E... Zaraz, zaraz... Przecież awaria Czajki trwa latami od 2019 roku. Bo problem przecież nie został rozwiązany.
Co więcej... Po tym co Rafał Trzaskowski zdziałał w tej sprawie to jako polityk powinien być skończony. Ale najwyraźniej zatwardziałym wyborcom PO nawet smród szamba nie przeszkadza.
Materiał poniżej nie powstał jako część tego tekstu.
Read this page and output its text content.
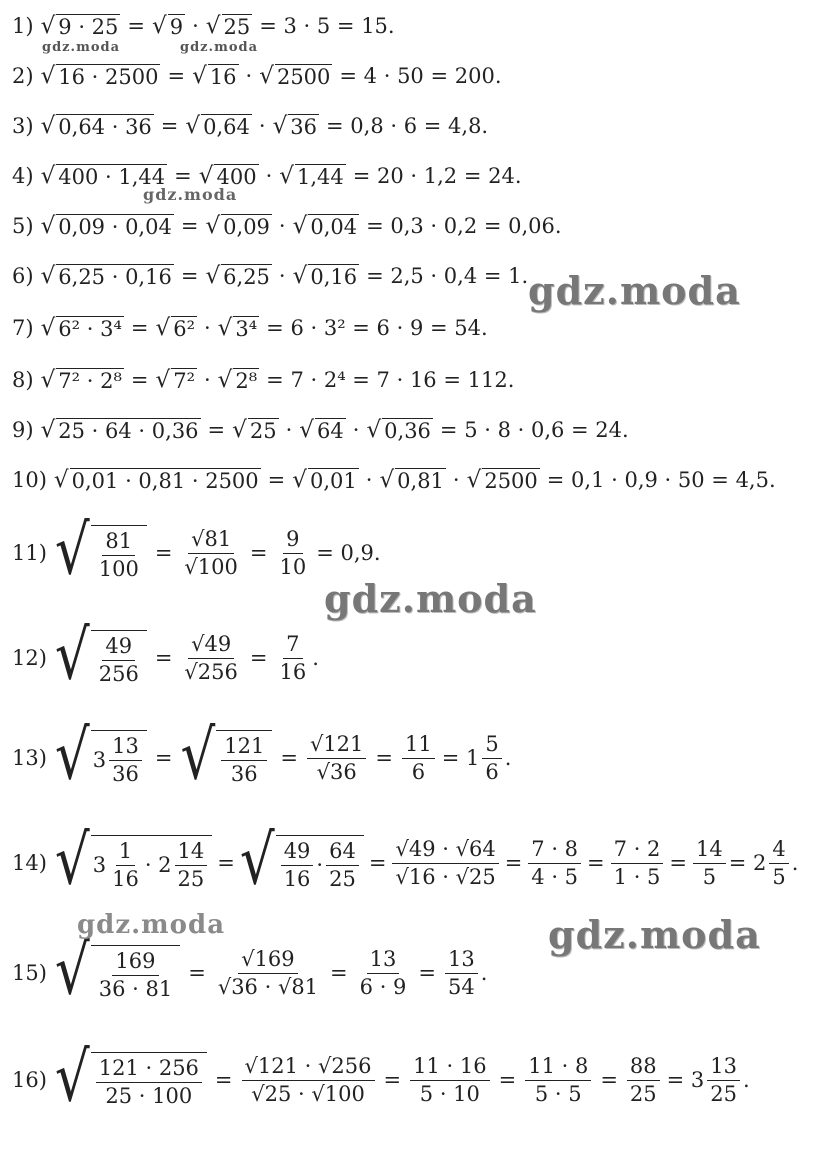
1) √ 9 · 25 = √ 9 · √ 25 = 3 · 5 = 15.
2) √ 16 · 2500 = √ 16 · √ 2500 = 4 · 50 = 200.
3) √ 0,64 · 36 = √ 0,64 · √ 36 = 0,8 · 6 = 4,8.
4) √ 400 · 1,44 = √ 400 · √ 1,44 = 20 · 1,2 = 24.
5) √ 0,09 · 0,04 = √ 0,09 · √ 0,04 = 0,3 · 0,2 = 0,06.
6) √ 6,25 · 0,16 = √ 6,25 · √ 0,16 = 2,5 · 0,4 = 1.
7) √ 6² · 3⁴ = √ 6² · √ 3⁴ = 6 · 3² = 6 · 9 = 54.
8) √ 7² · 2⁸ = √ 7² · √ 2⁸ = 7 · 2⁴ = 7 · 16 = 112.
9) √ 25 · 64 · 0,36 = √ 25 · √ 64 · √ 0,36 = 5 · 8 · 0,6 = 24.
10) √ 0,01 · 0,81 · 2500 = √ 0,01 · √ 0,81 · √ 2500 = 0,1 · 0,9 · 50 = 4,5.
11) √ $\frac{81}{100} = \frac{√81}{√100} = \frac{9}{10} = 0,9$.
12) √ $\frac{49}{256} = \frac{√49}{√256} = \frac{7}{16}$ .
13) √ $3 \frac{13}{36}$ = √ $\frac{121}{36} = \frac{√121}{√36} = \frac{11}{6} = 1 \frac{5}{6}$ .
14) √ $3 \frac{1}{16} \cdot 2 \frac{14}{25}$ = √ $\frac{49}{16} \cdot \frac{64}{25} = \frac{√49 \cdot √64}{√16 \cdot √25} = \frac{7 \cdot 8}{4 \cdot 5} = \frac{7 \cdot 2}{1 \cdot 5} = \frac{14}{5} = 2 \frac{4}{5}$ .
15) √ $\frac{169}{36 \cdot 81} = \frac{√169}{√36 \cdot √81} = \frac{13}{6 \cdot 9} = \frac{13}{54}$ .
16) √ $\frac{121 \cdot 256}{25 \cdot 100} = \frac{√121 \cdot √256}{√25 \cdot √100} = \frac{11 \cdot 16}{5 \cdot 10} = \frac{11 \cdot 8}{5 \cdot 5} = \frac{88}{25} = 3 \frac{13}{25}$ .
gdz.moda	gdz.moda
gdz.moda
gdz.moda
gdz.moda
gdz.moda
gdz.moda
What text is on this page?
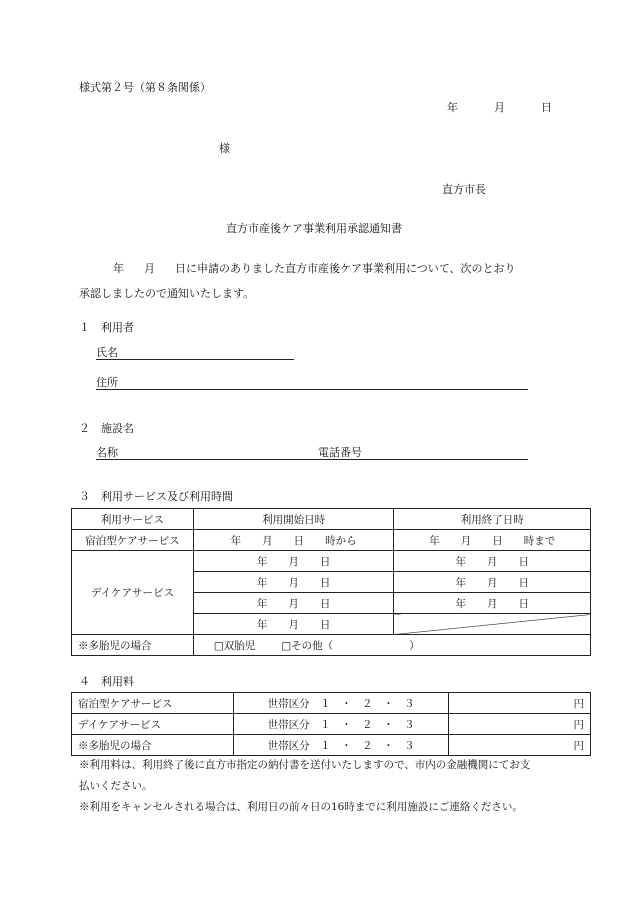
様式第２号（第８条関係）
年	月	日
様
直方市長
直方市産後ケア事業利用承認通知書
年 月 日に申請のありました直方市産後ケア事業利用について、次のとおり
承認しましたので通知いたします。
１　利用者
氏名
住所
２　施設名
名称	電話番号
３　利用サービス及び利用時間
利用サービス	利用開始日時	利用終了日時
宿泊型ケアサービス	年　　月　　日　　時から	年　　月　　日　　時まで
デイケアサービス	年　　月　　日	年　　月　　日
	年　　月　　日	年　　月　　日
	年　　月　　日	年　　月　　日
	年　　月　　日	
※多胎児の場合	□双胎児 □その他（ ）	
４　利用料
宿泊型ケアサービス	世帯区分　１　・　２　・　３	円
デイケアサービス	世帯区分　１　・　２　・　３	円
※多胎児の場合	世帯区分　１　・　２　・　３	円
※利用料は、利用終了後に直方市指定の納付書を送付いたしますので、市内の金融機関にてお支
払いください。
※利用をキャンセルされる場合は、利用日の前々日の16時までに利用施設にご連絡ください。
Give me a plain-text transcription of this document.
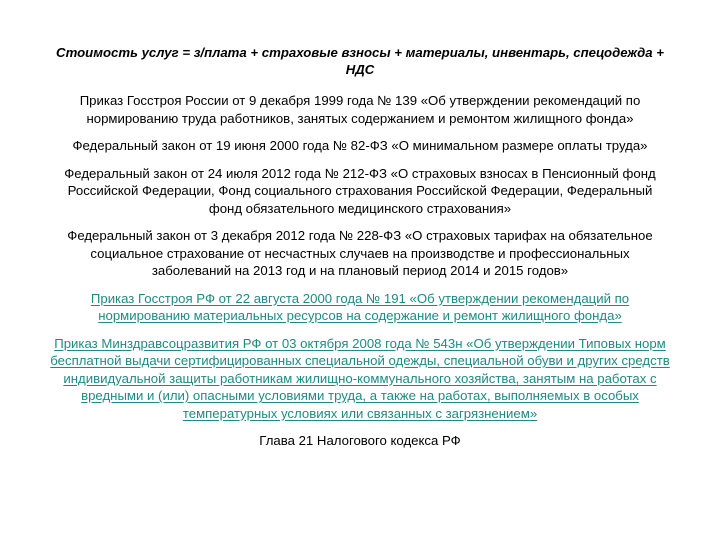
Стоимость услуг = з/плата + страховые взносы + материалы, инвентарь, спецодежда + НДС
Приказ Госстроя России от 9 декабря 1999 года № 139 «Об утверждении рекомендаций по нормированию труда работников, занятых содержанием и ремонтом жилищного фонда»
Федеральный закон от 19 июня 2000 года № 82-ФЗ «О минимальном размере оплаты труда»
Федеральный закон от 24 июля 2012 года № 212-ФЗ «О страховых взносах в Пенсионный фонд Российской Федерации, Фонд социального страхования Российской Федерации, Федеральный фонд обязательного медицинского страхования»
Федеральный закон от 3 декабря 2012 года № 228-ФЗ «О страховых тарифах на обязательное социальное страхование от несчастных случаев на производстве и профессиональных заболеваний на 2013 год и на плановый период 2014 и 2015 годов»
Приказ Госстроя РФ от 22 августа 2000 года № 191 «Об утверждении рекомендаций по нормированию материальных ресурсов на содержание и ремонт жилищного фонда»
Приказ Минздравсоцразвития РФ от 03 октября 2008 года № 543н «Об утверждении Типовых норм бесплатной выдачи сертифицированных специальной одежды, специальной обуви и других средств индивидуальной защиты работникам жилищно-коммунального хозяйства, занятым на работах с вредными и (или) опасными условиями труда, а также на работах, выполняемых в особых температурных условиях или связанных с загрязнением»
Глава 21 Налогового кодекса РФ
Tak jak wielu mieszkańcom polskich wsi nie przeszkadza smrodliwy "żur" w przydrożnych rowach i gnijące odpady na dzikich wysypiskach. Bo pewnie nawet nie myślą o tym co się stanie jak ten syf przepłynie do rzek lub przeniknie do wód gruntowych. Byle czysta woda była w kranie... I prędzej uwierzą, że czystą wodę z kranu zabiorą im kosmici lub zniknie w wyniku globalnego ocieplenia, niż w to, że może jej zabraknąć z powodu zatrucia jej zasobów. Oszczędzać wodę już się nauczyli, bo przekonał ich do tego licznik i rachunki za zużycie wody. Ale do tego by uczciwie pozbyć się nieczystości to nadal najwyraźniej wielu nie ma motywacji. Najlepsze szambo to takie, z którego zawartość magicznym sposobem sama się gdzieś "ulatnia". I nawet przydomowa oczyszczalni z czasem zamienia się w "legalny" sposób na odprowadzenie nieoczyszczonych ściegów wprost do gruntu. Bo przecież tego chyba nikt nie sprawdza.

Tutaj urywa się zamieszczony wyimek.